Когда я пробовал спорить с Гаврилой Ивановичем, я видел: мои возражения только забавляют его и вызывают смешливое изумление, что где-то еще могут существовать такие взгляды, какие я высказываю. И я смущался: что это, какой я дурак и как отстал!
Однажды помянул я по какому-то поводу Некрасова.
Гаврила Иванович вытаращил на меня глаза.
– Некрасов? Да кто же теперь Некрасова поэтом считает?
– Как – кто считает?
– Полноте, деточка моя! Рубленая капуста! Видали когда-нибудь, как капусту рубят? – Гаврила Иванович стал рубить вытянутою ладонью воздух. – Вот что такое ваш Некрасов. Вчера ехал я по Литейному – вывеска:
ПЕТЕРБУРГСКОГО ПАТРОННОГО ЗАВОДА
ЛИТЕЙНО-ГИЛЬЗОВЫЙ ОТДЕЛ
А?! Чем, я вас спрашиваю, не Некрасов? По-моему, еще даже поэтичнее! А? Что? Кхх! Ха-ха-ха!
Все смеялись, и я тоже, потому что, правда, очень было похоже на Некрасова.
– Ну, а Тютчева, конечно, вы совсем не знаете. Ну, говорите, – знаете? "Еще в полях белеет снег" в хрестоматии учили, а еще что знаете? Нет? Неужели больше ничего не знаете?
– Н-ничего…
– Ага! Во-от!.. Батенька мой! В одном стихе, в одном даже слове Тютчева больше настоящей поэзии, чем во всем вашем Некрасове… Возьмите-ка вот, почитайте! Возьмите с собой домой, читайте медленно, вчитывайтесь в каждое слово… Тогда поймете, что такое истинный поэт и что такое Некрасов.
И он принес мне маленькую книжечку стихов Тютчева. На каждом шагу были неожиданности. О Белинском я как-то заговорил.
– Белинский?! Да ведь это же пошляк первой степени! Как он к Пушкину относится! Как он его принизил и опошлил!

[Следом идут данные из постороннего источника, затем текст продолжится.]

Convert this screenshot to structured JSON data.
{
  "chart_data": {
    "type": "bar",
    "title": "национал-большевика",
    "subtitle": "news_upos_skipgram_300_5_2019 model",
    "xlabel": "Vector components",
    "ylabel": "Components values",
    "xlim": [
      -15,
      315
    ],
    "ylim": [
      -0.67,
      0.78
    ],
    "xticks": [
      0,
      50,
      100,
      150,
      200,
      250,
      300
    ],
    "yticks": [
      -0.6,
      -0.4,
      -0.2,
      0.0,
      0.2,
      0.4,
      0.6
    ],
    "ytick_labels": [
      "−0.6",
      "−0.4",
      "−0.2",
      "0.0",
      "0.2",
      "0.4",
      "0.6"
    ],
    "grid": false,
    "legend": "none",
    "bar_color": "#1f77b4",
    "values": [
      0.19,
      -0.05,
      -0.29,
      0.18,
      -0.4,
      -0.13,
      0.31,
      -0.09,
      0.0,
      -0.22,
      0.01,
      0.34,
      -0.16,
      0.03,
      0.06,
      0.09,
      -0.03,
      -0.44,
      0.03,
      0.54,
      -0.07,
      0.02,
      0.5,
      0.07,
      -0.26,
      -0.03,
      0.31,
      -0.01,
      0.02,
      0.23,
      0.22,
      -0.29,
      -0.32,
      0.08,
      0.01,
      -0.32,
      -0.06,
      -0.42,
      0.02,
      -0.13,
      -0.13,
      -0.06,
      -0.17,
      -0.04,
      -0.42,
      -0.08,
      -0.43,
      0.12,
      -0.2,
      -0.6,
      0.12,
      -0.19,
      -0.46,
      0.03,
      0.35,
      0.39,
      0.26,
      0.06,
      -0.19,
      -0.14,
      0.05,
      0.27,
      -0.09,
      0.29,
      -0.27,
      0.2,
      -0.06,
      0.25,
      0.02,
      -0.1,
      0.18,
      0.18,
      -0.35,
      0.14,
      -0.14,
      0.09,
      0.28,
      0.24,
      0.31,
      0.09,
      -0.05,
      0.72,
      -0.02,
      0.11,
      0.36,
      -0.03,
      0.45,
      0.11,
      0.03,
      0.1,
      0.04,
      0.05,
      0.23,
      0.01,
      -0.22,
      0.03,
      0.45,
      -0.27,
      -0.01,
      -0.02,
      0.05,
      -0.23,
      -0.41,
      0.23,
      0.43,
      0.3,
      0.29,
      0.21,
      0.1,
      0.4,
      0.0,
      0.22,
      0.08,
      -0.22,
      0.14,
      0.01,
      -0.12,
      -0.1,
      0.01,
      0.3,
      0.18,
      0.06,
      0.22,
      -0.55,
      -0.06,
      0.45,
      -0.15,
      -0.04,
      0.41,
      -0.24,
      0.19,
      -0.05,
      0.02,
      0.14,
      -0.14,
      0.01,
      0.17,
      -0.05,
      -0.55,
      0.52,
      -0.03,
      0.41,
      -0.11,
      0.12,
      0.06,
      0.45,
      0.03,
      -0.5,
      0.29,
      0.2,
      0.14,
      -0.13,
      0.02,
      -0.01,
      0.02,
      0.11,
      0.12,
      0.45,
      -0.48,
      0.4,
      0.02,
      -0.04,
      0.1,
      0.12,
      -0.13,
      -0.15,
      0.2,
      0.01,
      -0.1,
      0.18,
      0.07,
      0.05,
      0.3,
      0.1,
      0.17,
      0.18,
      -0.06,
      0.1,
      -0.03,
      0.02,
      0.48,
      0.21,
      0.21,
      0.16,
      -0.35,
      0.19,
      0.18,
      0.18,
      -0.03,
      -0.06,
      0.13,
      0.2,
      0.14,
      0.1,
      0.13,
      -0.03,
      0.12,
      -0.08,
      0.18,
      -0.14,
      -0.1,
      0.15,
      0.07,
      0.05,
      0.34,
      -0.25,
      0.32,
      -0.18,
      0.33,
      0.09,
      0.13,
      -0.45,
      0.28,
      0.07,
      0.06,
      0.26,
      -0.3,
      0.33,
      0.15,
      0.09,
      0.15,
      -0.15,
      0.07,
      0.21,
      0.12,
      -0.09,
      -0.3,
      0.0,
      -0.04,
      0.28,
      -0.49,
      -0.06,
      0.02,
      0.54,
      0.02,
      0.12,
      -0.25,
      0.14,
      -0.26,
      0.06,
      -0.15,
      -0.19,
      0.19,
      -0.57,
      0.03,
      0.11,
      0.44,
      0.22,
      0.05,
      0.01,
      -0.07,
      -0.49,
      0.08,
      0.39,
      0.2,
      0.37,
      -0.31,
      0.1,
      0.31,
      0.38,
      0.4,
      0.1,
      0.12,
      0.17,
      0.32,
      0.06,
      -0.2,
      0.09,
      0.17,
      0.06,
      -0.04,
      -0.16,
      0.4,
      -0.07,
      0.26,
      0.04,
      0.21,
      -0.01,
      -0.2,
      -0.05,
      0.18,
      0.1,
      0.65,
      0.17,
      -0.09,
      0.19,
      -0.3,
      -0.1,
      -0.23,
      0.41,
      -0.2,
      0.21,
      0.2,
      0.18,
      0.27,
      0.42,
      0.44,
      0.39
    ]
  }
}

Я пришел в полное негодование.
– Белинский?! Да Белинский, это… это… А что он в Пушкине не все хвалит… Например, указывает, что сказки его – неудачная подделка под народное творчество…
– Сказки!.. Да вы знаете ли, батенька мой, что одни эти сказки стоят всей "новой" литературы за последние двадцать лет, – всех ваших Помяловских, Щедриных и Глебов Успенских! Вы только посмотрите, какой там слог! Ну-ка, покажите мне где-нибудь еще такой слог! Нет, я говорю, покажите, где есть еще такой слог! А? Ага! Кхх! Ха-ха!
– Я не могу понять, что это за культ слога во имя слога.
Гаврила Иванович вдруг перестал смеяться и серьезно сказал:
– Слог? Ну, деточка, об этом мы говорить не будем. Вы раньше почитайте передовицы Аксакова в "Руси", а тогда вот и спрашивайте, для чего нужен слог. А вы мне лучше объясните, что такого хорошего сделал ваш Белинский?
Я с азартом воскликнул:
– Да он всю новейшую нашу литературу создал!
– Некра-асова он одного вашего создал! Некрасова, и больше никого! Ну, и берите себе вашего Некрасова! А Достоевского, Льва Толстого, Тургенева, Гончарова, Фета, – всех Пушкин создал! Да что литература! – Он наклонился ко мне и таинственно сказал: – Вся наша куль-ту-ра идет от Пушкина, все идеи, которыми мы теперь живем, идут от него. Вот что такое Пушкин!.. Нет, деточка, искренний мой вам совет – бросьте читать Белинского. В нем – зерно всей писаревщины. Вы Писаревым, конечно, упиваетесь? Ну, что же? Великий мыслитель? Гений? А? Что? Кх-х-ха-ха-ха! Так вот, голубушка моя, что такое ваш Белинский!